The Law That Made It Possible
Before 1980, inventions created with federal research funding generally belonged to the government, and very few ever made it to market. The Bayh-Dole Act changed that by allowing universities and small businesses to own and patent inventions developed with government money. The impact was enormous. Patents filed under Bayh-Dole rose from 1,635 in 1981 to 7,911 in 2020, and nine of the top 15 recipients of these patents are academic institutions. The law is widely credited with building the foundation for modern university tech transfer in the United States.
Real-World Examples
Some of the most recognizable products and companies trace back to university tech transfer. Google famously originated from a Stanford research project. Gatorade was developed at the University of Florida. But tech transfer doesn’t always produce household names. At Colorado State University, faculty-developed wheat varieties now account for 85% of wheat grown in the state and bring in nearly $2 million annually in royalties. Two CSU engineering students and their professors co-founded Envirofit International in 2003, a company that has since sold more than 2.5 million clean cookstoves benefiting an estimated 12 million people in developing nations. Another CSU researcher founded Prieto Batteries to commercialize a novel three-dimensional lithium-ion battery. And a first-of-its-kind heart valve replacement for a chronic cardiac condition recently received FDA approval based on university research.

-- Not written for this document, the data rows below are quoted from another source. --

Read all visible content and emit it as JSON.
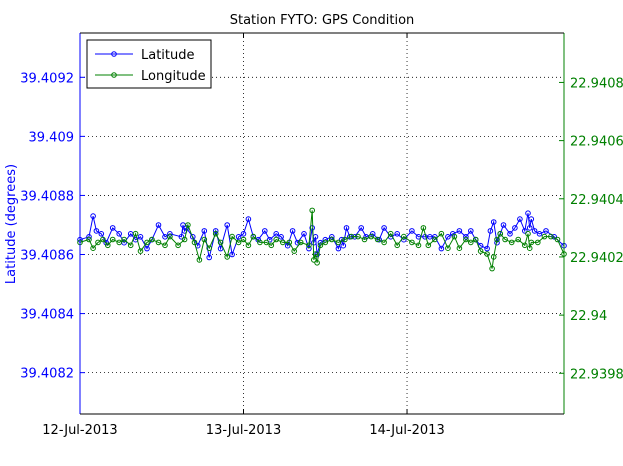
{
  "chart_data": {
    "type": "line",
    "title": "Station FYTO: GPS Condition",
    "ylabel": "Latitude (degrees)",
    "y2label": "",
    "x_ticks": [
      {
        "value": 0,
        "label": "12-Jul-2013"
      },
      {
        "value": 1,
        "label": "13-Jul-2013"
      },
      {
        "value": 2,
        "label": "14-Jul-2013"
      }
    ],
    "xlim": [
      0,
      2.96
    ],
    "ylim": [
      39.40806,
      39.40935
    ],
    "y2lim": [
      22.93966,
      22.94097
    ],
    "y_ticks": [
      "39.4082",
      "39.4084",
      "39.4086",
      "39.4088",
      "39.409",
      "39.4092"
    ],
    "y2_ticks": [
      "22.9398",
      "22.94",
      "22.9402",
      "22.9404",
      "22.9406",
      "22.9408"
    ],
    "grid": true,
    "legend": "top-left",
    "colors": {
      "latitude": "#0000ff",
      "longitude": "#008000",
      "axes": "#000000",
      "grid": "#000000"
    },
    "series": [
      {
        "name": "Latitude",
        "axis": "left",
        "color": "#0000ff",
        "x": [
          0,
          0.055,
          0.08,
          0.1,
          0.13,
          0.16,
          0.2,
          0.24,
          0.27,
          0.31,
          0.34,
          0.37,
          0.41,
          0.44,
          0.48,
          0.52,
          0.55,
          0.62,
          0.63,
          0.64,
          0.65,
          0.69,
          0.72,
          0.76,
          0.79,
          0.83,
          0.86,
          0.9,
          0.93,
          0.97,
          1.0,
          1.03,
          1.06,
          1.09,
          1.13,
          1.16,
          1.2,
          1.23,
          1.27,
          1.3,
          1.33,
          1.37,
          1.4,
          1.42,
          1.43,
          1.44,
          1.45,
          1.47,
          1.5,
          1.54,
          1.58,
          1.6,
          1.61,
          1.63,
          1.65,
          1.68,
          1.72,
          1.75,
          1.79,
          1.83,
          1.86,
          1.9,
          1.94,
          1.98,
          2.03,
          2.07,
          2.11,
          2.14,
          2.17,
          2.21,
          2.25,
          2.28,
          2.32,
          2.36,
          2.39,
          2.42,
          2.45,
          2.49,
          2.51,
          2.53,
          2.55,
          2.57,
          2.59,
          2.63,
          2.66,
          2.69,
          2.72,
          2.74,
          2.75,
          2.76,
          2.78,
          2.81,
          2.85,
          2.9,
          2.96
        ],
        "values": [
          39.40865,
          39.40866,
          39.40873,
          39.40868,
          39.40867,
          39.40864,
          39.40869,
          39.40867,
          39.40864,
          39.40867,
          39.40865,
          39.40866,
          39.40862,
          39.40865,
          39.4087,
          39.40866,
          39.40867,
          39.40866,
          39.4087,
          39.40868,
          39.40869,
          39.40866,
          39.40863,
          39.40868,
          39.40859,
          39.40868,
          39.40862,
          39.4087,
          39.4086,
          39.40866,
          39.40867,
          39.40872,
          39.40866,
          39.40865,
          39.40868,
          39.40865,
          39.40867,
          39.40866,
          39.40863,
          39.40868,
          39.40864,
          39.40867,
          39.40862,
          39.40869,
          39.40864,
          39.40866,
          39.4086,
          39.40864,
          39.40865,
          39.40866,
          39.40862,
          39.40865,
          39.40863,
          39.40869,
          39.40866,
          39.40866,
          39.40869,
          39.40866,
          39.40867,
          39.40865,
          39.40869,
          39.40866,
          39.40867,
          39.40865,
          39.40868,
          39.40866,
          39.40866,
          39.40866,
          39.40866,
          39.40862,
          39.40866,
          39.40867,
          39.40868,
          39.40866,
          39.40868,
          39.40865,
          39.40863,
          39.40862,
          39.40868,
          39.40871,
          39.40864,
          39.40867,
          39.4087,
          39.40867,
          39.40869,
          39.40872,
          39.40868,
          39.40874,
          39.40869,
          39.40872,
          39.40868,
          39.40867,
          39.40868,
          39.40866,
          39.40863
        ]
      },
      {
        "name": "Longitude",
        "axis": "right",
        "color": "#008000",
        "x": [
          0,
          0.055,
          0.08,
          0.11,
          0.14,
          0.17,
          0.2,
          0.24,
          0.27,
          0.31,
          0.34,
          0.37,
          0.41,
          0.44,
          0.48,
          0.52,
          0.55,
          0.6,
          0.64,
          0.66,
          0.7,
          0.73,
          0.76,
          0.79,
          0.83,
          0.86,
          0.9,
          0.93,
          0.97,
          1.0,
          1.03,
          1.06,
          1.1,
          1.14,
          1.17,
          1.2,
          1.24,
          1.28,
          1.31,
          1.35,
          1.4,
          1.42,
          1.43,
          1.44,
          1.45,
          1.47,
          1.5,
          1.54,
          1.58,
          1.62,
          1.66,
          1.7,
          1.74,
          1.78,
          1.82,
          1.86,
          1.9,
          1.94,
          1.98,
          2.03,
          2.07,
          2.1,
          2.13,
          2.17,
          2.21,
          2.25,
          2.29,
          2.32,
          2.36,
          2.39,
          2.42,
          2.45,
          2.49,
          2.52,
          2.53,
          2.55,
          2.57,
          2.6,
          2.64,
          2.68,
          2.72,
          2.74,
          2.75,
          2.76,
          2.8,
          2.84,
          2.88,
          2.92,
          2.96
        ],
        "values": [
          22.94025,
          22.94026,
          22.94023,
          22.94025,
          22.94026,
          22.94024,
          22.94026,
          22.94025,
          22.94026,
          22.94024,
          22.94028,
          22.94022,
          22.94025,
          22.94026,
          22.94025,
          22.94024,
          22.94027,
          22.94024,
          22.94026,
          22.94031,
          22.94025,
          22.94019,
          22.94026,
          22.94023,
          22.94028,
          22.94025,
          22.9402,
          22.94027,
          22.94025,
          22.94026,
          22.94024,
          22.94027,
          22.94025,
          22.94025,
          22.94024,
          22.94026,
          22.94025,
          22.94025,
          22.94022,
          22.94025,
          22.94024,
          22.94036,
          22.94019,
          22.94021,
          22.94018,
          22.94024,
          22.94025,
          22.94026,
          22.94025,
          22.94026,
          22.94027,
          22.94027,
          22.94026,
          22.94027,
          22.94026,
          22.94025,
          22.94028,
          22.94024,
          22.94027,
          22.94025,
          22.94024,
          22.9403,
          22.94024,
          22.94026,
          22.94028,
          22.94023,
          22.94027,
          22.94023,
          22.94026,
          22.94025,
          22.94026,
          22.94022,
          22.94021,
          22.94016,
          22.9402,
          22.94026,
          22.94028,
          22.94026,
          22.94025,
          22.94026,
          22.94024,
          22.94028,
          22.94023,
          22.94025,
          22.94025,
          22.94027,
          22.94027,
          22.94026,
          22.94021
        ]
      }
    ]
  }
}
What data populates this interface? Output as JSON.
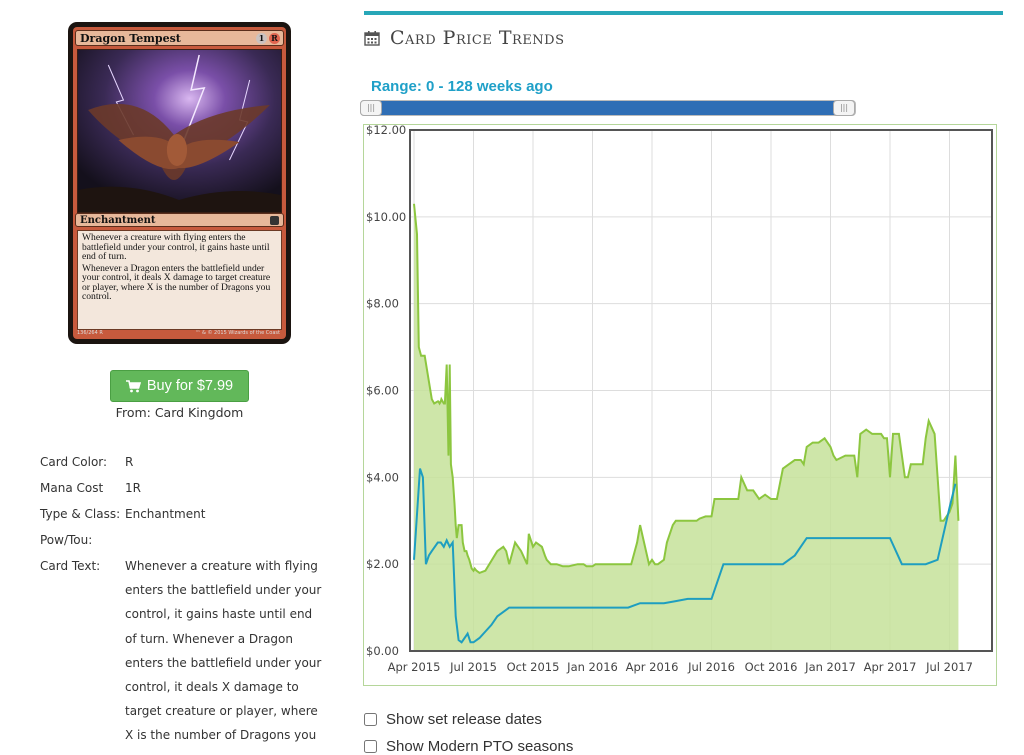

These examples show the range of what tech transfer produces: agricultural improvements, consumer products, medical devices, clean energy solutions, and entirely new companies.
The “Valley of Death” Problem
The biggest challenge in tech transfer is crossing what’s known as the “valley of death,” the gap between a working lab prototype and a viable commercial product. Many promising inventions never make it across. The reasons are both financial and technical. Developing a product from a proof-of-concept to something manufacturable and marketable requires significant capital, complex technical support, and a long accumulation period. The knowledge needed spans multiple domains (science, engineering, manufacturing, regulation, market strategy), and combining those different kinds of expertise is inherently difficult.
Companies and universities struggle with this gap because the technology works in controlled conditions but hasn’t been tested against real-world constraints like cost, scale, supply chains, and customer needs. Bridging that divide requires not just money but the ability to connect what’s technically possible with what the market actually wants.
Patents vs. Trade Secrets
Organizations face a strategic choice about how to protect their technology during transfer. Patents offer strong legal protection but require publicly disclosing how the invention works, which can limit how much knowledge actually flows between parties. Research published in Economics Letters found that stronger patent protection stimulates foreign investment but can actually reduce overall technology transfer, because patents directly limit a domestic company’s ability to learn from and build on the technology.
Trade secret protection takes the opposite approach, keeping proprietary know-how confidential rather than disclosing it in a patent filing. Interestingly, the same research found that moderate trade secret protection can encourage both investment and knowledge sharing. It gives the technology holder enough confidence to allow skilled workers to move between organizations, carrying tacit knowledge (the hands-on expertise that can’t easily be written down) with them. Technology transfer tends to be maximized at an intermediate level of protection: strong enough to make companies comfortable sharing, but not so restrictive that knowledge gets locked away.
In practice, most organizations use a combination. Patentable inventions get filed, while production know-how, specialized techniques, and process details are protected as trade secrets and shared selectively through licensing agreements and partnerships.